During the infusion, the CSF concentration rose slowly, tending to reach steady state by about 24 h, mean concentration (range) 358 ng/ml (115–886), although in some patients it clearly had not reached a plateau even by then (Figure 2). At 24 h, the end of the infusion, the ratio of CSF to plasma concentration was very low, ranging from 0.01 to 0.04. After stopping the infusion, unlike events in plasma, the concentration in CSF fell very slowly at all times, so that by 24 h post infusion the concentration was either comparable to, or exceeded, that in plasma. In all cases the kinetics of decline in CSF was either parallel to or slower than the terminal half-life in plasma.

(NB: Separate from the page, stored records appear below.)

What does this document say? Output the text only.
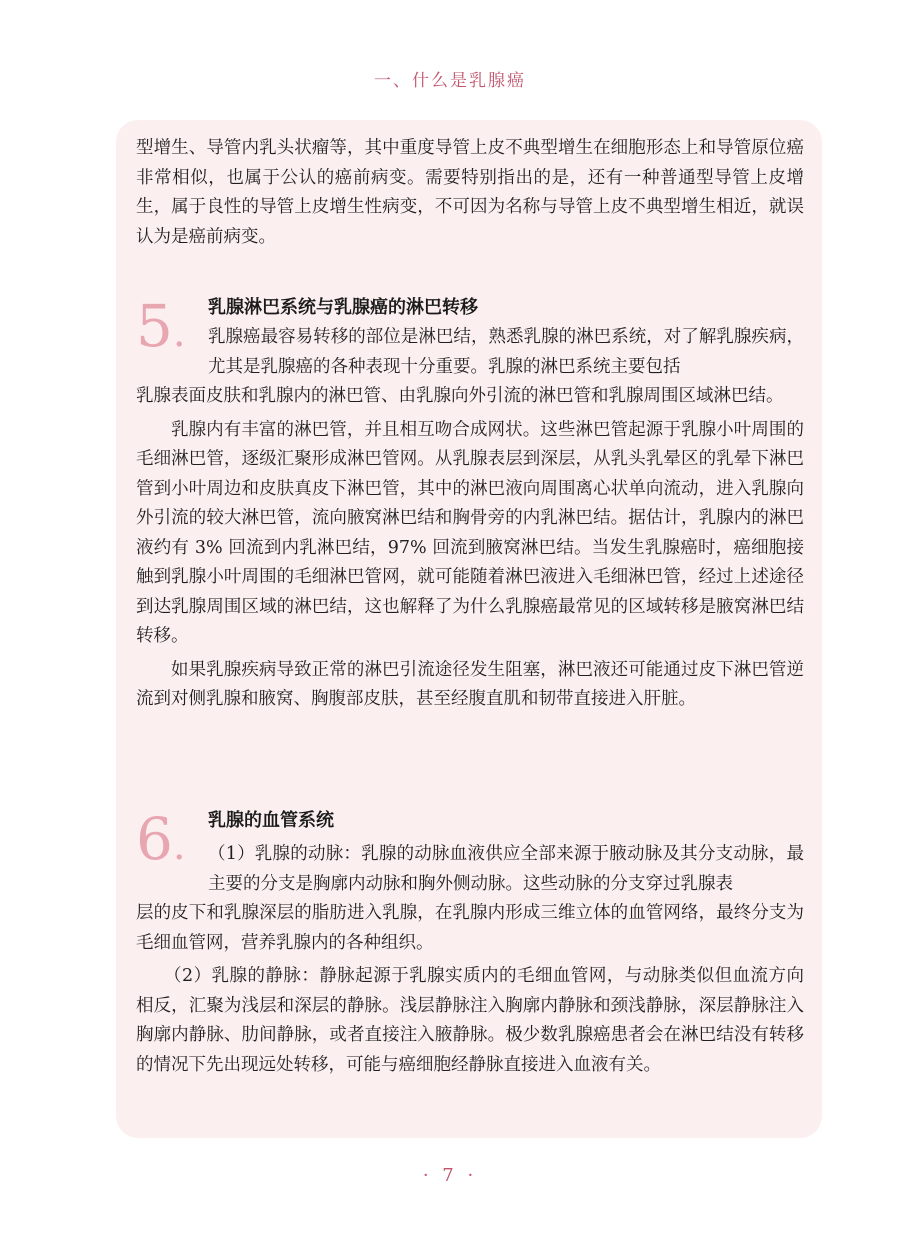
一、什么是乳腺癌

型增生、导管内乳头状瘤等，其中重度导管上皮不典型增生在细胞形态上和导管原位癌非常相似，也属于公认的癌前病变。需要特别指出的是，还有一种普通型导管上皮增生，属于良性的导管上皮增生性病变，不可因为名称与导管上皮不典型增生相近，就误认为是癌前病变。

5.
乳腺淋巴系统与乳腺癌的淋巴转移

乳腺癌最容易转移的部位是淋巴结，熟悉乳腺的淋巴系统，对了解乳腺疾病，尤其是乳腺癌的各种表现十分重要。乳腺的淋巴系统主要包括

乳腺表面皮肤和乳腺内的淋巴管、由乳腺向外引流的淋巴管和乳腺周围区域淋巴结。

乳腺内有丰富的淋巴管，并且相互吻合成网状。这些淋巴管起源于乳腺小叶周围的毛细淋巴管，逐级汇聚形成淋巴管网。从乳腺表层到深层，从乳头乳晕区的乳晕下淋巴管到小叶周边和皮肤真皮下淋巴管，其中的淋巴液向周围离心状单向流动，进入乳腺向外引流的较大淋巴管，流向腋窝淋巴结和胸骨旁的内乳淋巴结。据估计，乳腺内的淋巴液约有 3% 回流到内乳淋巴结，97% 回流到腋窝淋巴结。当发生乳腺癌时，癌细胞接触到乳腺小叶周围的毛细淋巴管网，就可能随着淋巴液进入毛细淋巴管，经过上述途径到达乳腺周围区域的淋巴结，这也解释了为什么乳腺癌最常见的区域转移是腋窝淋巴结转移。

如果乳腺疾病导致正常的淋巴引流途径发生阻塞，淋巴液还可能通过皮下淋巴管逆流到对侧乳腺和腋窝、胸腹部皮肤，甚至经腹直肌和韧带直接进入肝脏。

6.
乳腺的血管系统

（1）乳腺的动脉：乳腺的动脉血液供应全部来源于腋动脉及其分支动脉，最主要的分支是胸廓内动脉和胸外侧动脉。这些动脉的分支穿过乳腺表

层的皮下和乳腺深层的脂肪进入乳腺，在乳腺内形成三维立体的血管网络，最终分支为毛细血管网，营养乳腺内的各种组织。

（2）乳腺的静脉：静脉起源于乳腺实质内的毛细血管网，与动脉类似但血流方向相反，汇聚为浅层和深层的静脉。浅层静脉注入胸廓内静脉和颈浅静脉，深层静脉注入胸廓内静脉、肋间静脉，或者直接注入腋静脉。极少数乳腺癌患者会在淋巴结没有转移的情况下先出现远处转移，可能与癌细胞经静脉直接进入血液有关。

· 7 ·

Pharmacokinetic parameter estimates

A linear two-compartment model, with elimination from the central compartment (Figure 1a), provided the best fit to the plasma data. The corresponding mean parameter estimates are listed in Table 1. The mean clearance of IL-1RA was 6.96 l h⁻¹ for the patients with normal renal function with standard error, expressed as a percent coefficient of variation (RSE), of 23%, and only 1.41 l h⁻¹ (with 14% RSE) in the renal impaired patient. The initial volume of distribution of IL-1RA (V_s) was 5.1 l, and the steady-state volume (V_ss = V₁ + V₂) 10.1 l. Similar values were found for the renally impaired patient: specifically, V₁ was 3.94 l and steady-state volume 8.25 l.

Table 1.

Population kinetic parameters for IL-1RA in plasma and CSF, assuming the model given in Figure 1. (Patients with normal renal function)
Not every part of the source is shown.